I propose that to understand Smith’s arguments about the moral aspects of the law, namely its negative effect on sympathetic relationships, we need to consider his discussion of the poor law in Wealth of Nations in light of his arguments in Theory of Moral Sentiments. Since the dismissal of “das Adam

Smith Problem,” scholars have increasingly been reading Smith’s economic and moral works together (e.g., Storr, forthcoming; Herzog 2016; Rasmussen 2008). Scholars have also been making this argument for the unity of the two works on rhetorical grounds, by demonstrating that WN is a rhetorical exercise in which Smith makes the case for many concepts in TMS (e.g., Pitts, 2017; Fleischacker 2004, 209).10

To show how the poor law actually worsens the situation of the poor by preventing them from being sympathized with by their peers, I establish the connection between Smith’s economic and moral arguments in the example of the poor law. I argue that there are two key aspects of the law that harm the moral situation of the poor. First, I argue that the poor law problematically establishes a position of arbitrary power for its overseers relative to the rest of society. Second, I argue that the law positions the poor as objects to be administered rather than individuals with moral worth.

My argument will proceed in three parts. In the first section, I present Smith’s discussion of the poor law in WN. Then, I focus on the economic consequences of the law, particularly its effects on the labor market. In the second section, I turn to Smith’s comments about the moral dimension of the poor law. I focus on the key problem that the poor law introduces into the market: the administration of the poor by overseers. I then demonstrate why this aspect of the law is problematic by applying the problem with the extent of sympathy that Smith outlines in TMS to the structure of the poor law as Smith analyzes it in WN, focusing on the issue of distance between people of different social rank.
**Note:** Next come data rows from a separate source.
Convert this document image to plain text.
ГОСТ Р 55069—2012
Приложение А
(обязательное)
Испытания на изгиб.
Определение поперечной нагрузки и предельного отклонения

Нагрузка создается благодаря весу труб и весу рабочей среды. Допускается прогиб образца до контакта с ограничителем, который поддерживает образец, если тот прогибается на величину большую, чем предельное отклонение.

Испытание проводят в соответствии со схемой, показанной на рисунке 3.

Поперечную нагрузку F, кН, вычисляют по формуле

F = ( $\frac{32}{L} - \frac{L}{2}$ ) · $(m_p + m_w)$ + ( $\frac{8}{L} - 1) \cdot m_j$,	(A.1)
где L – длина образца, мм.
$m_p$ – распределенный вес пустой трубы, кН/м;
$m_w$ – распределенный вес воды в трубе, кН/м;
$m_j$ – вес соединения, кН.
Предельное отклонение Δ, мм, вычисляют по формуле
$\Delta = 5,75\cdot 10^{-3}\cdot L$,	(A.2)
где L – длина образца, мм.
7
I build Smith’s case for why it is difficult, but not impossible, to sympathize outside of our social circle. Whereas we might expect the market to expand our circles of sympathy, as I presented above, the poor law, by administering the poor, reduces this possibility for them. I show how this limitation of the extent of sympathy that the poor law propagates is problematic not just for the liberty of the poor, but also for all citizens. In the concluding section, I turn back to Smith’s arguments about the economic problems of the poor law for limiting material well-being and tie this to his concerns about the effects of the law on moral well-being. I conclude with a discussion of what Smith’s critique of the poor law on moral and material terms teaches us about the market process and market order. I argue that interfering with the market process makes it more likely that we enhance its negative potential for fostering selfishness to the detriment of Smithean sympathy.